Simple Question : files and URLLIB

[Terry Reedy]

"Richard Shea" <richardshea at fastmail.fm> wrote in message
news:282f826a.0310140203.d890865 at posting.google.com...
> Hi - I'm new to Python. I've been trying to use URLLIB and the
'tidy'
> function (part of the mx.tidy package). There's one thing I'm having
> real difficulties understanding.

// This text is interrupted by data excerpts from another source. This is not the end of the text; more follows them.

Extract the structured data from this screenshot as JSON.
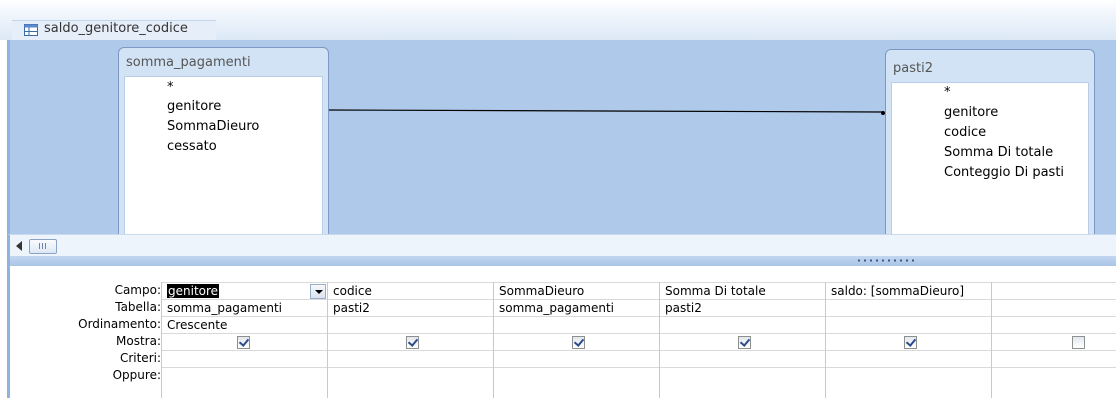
{
  "window": {
    "title": "saldo_genitore_codice"
  },
  "tables": [
    {
      "name": "somma_pagamenti",
      "fields": [
        "*",
        "genitore",
        "SommaDieuro",
        "cessato"
      ]
    },
    {
      "name": "pasti2",
      "fields": [
        "*",
        "genitore",
        "codice",
        "Somma Di totale",
        "Conteggio Di pasti"
      ]
    }
  ],
  "grid": {
    "row_labels": [
      "Campo:",
      "Tabella:",
      "Ordinamento:",
      "Mostra:",
      "Criteri:",
      "Oppure:"
    ],
    "columns": [
      {
        "campo": "genitore",
        "tabella": "somma_pagamenti",
        "ordinamento": "Crescente",
        "mostra": true,
        "criteri": "",
        "oppure": ""
      },
      {
        "campo": "codice",
        "tabella": "pasti2",
        "ordinamento": "",
        "mostra": true,
        "criteri": "",
        "oppure": ""
      },
      {
        "campo": "SommaDieuro",
        "tabella": "somma_pagamenti",
        "ordinamento": "",
        "mostra": true,
        "criteri": "",
        "oppure": ""
      },
      {
        "campo": "Somma Di totale",
        "tabella": "pasti2",
        "ordinamento": "",
        "mostra": true,
        "criteri": "",
        "oppure": ""
      },
      {
        "campo": "saldo: [sommaDieuro]",
        "tabella": "",
        "ordinamento": "",
        "mostra": true,
        "criteri": "",
        "oppure": ""
      },
      {
        "campo": "",
        "tabella": "",
        "ordinamento": "",
        "mostra": false,
        "criteri": "",
        "oppure": ""
      }
    ]
  },
  "colors": {
    "pane_bg": "#aec9ea",
    "table_header": "#d2e3f5",
    "selection": "#000000"
  }
}
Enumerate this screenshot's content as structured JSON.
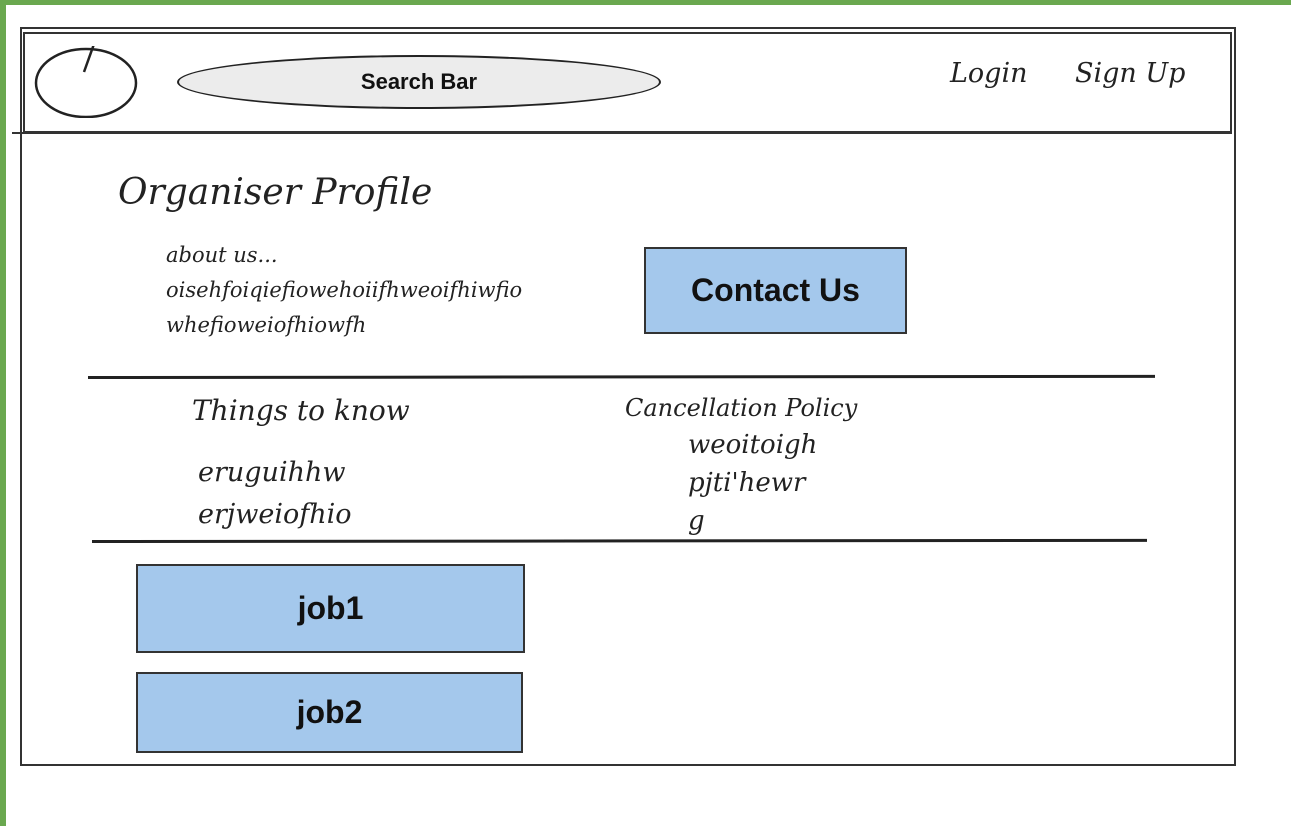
{
  "header": {
    "search_label": "Search Bar",
    "login_label": "Login",
    "signup_label": "Sign Up"
  },
  "profile": {
    "title": "Organiser Profile",
    "about_lines": [
      "about us...",
      "oisehfoiqiefiowehoiifhweoifhiwfio",
      "whefioweiofhiowfh"
    ],
    "contact_label": "Contact Us"
  },
  "things_to_know": {
    "title": "Things to know",
    "items": [
      "eruguihhw",
      "erjweiofhio"
    ]
  },
  "cancellation": {
    "title": "Cancellation Policy",
    "items": [
      "weoitoigh",
      "pjti'hewr",
      "g"
    ]
  },
  "jobs": [
    "job1",
    "job2"
  ],
  "colors": {
    "button_fill": "#a4c8ec",
    "search_fill": "#ececec",
    "border_green": "#6aa84f"
  },
  "icons": {
    "logo": "logo-circle-icon"
  }
}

When I did this ...
>
> finA= urllib.urlopen('http://www.python.org/')
> foutA=open('C:\\testout.html','w')
> tidy(finA,foutA,None)
>
> I get ...
>
> Traceback (most recent call last):
>   File "<interactive input>", line 1, in ?
>   File "mx\Tidy\Tidy.py", line 38, in tidy
>     return mxTidy.tidy(input, output, errors, kws)
> TypeError: inputstream must be a file object or string
>
> ... what I don't understand is surely the result of a urllib is a
file
> object ? Isn't it ? To quote the manual at :
>
> http://www.python.org/doc/current/lib/module-urllib.html
>
> "If all went well, a file-like object is returned".

'file-like object' is different from 'file object'  From urllib.py doc
string:
"The object returned by URLopener().open(file) will differ per
protocol.  All you know is that is has methods read(), readline(),
readlines(), fileno(), close() and info()."

Why this is not good enough for mx.tidy is a question for it's author.

> I can make the tidy function happy by changing the code to read ...
>
> finA= urllib.urlopen('http://www.python.org/').read()
>
> ... I haven't had time to look into this properly yet but I suspect
> finA is now a string not a file handle ?

Yes.  So it meets the 'file or string' requirement.

Terry J. Reedy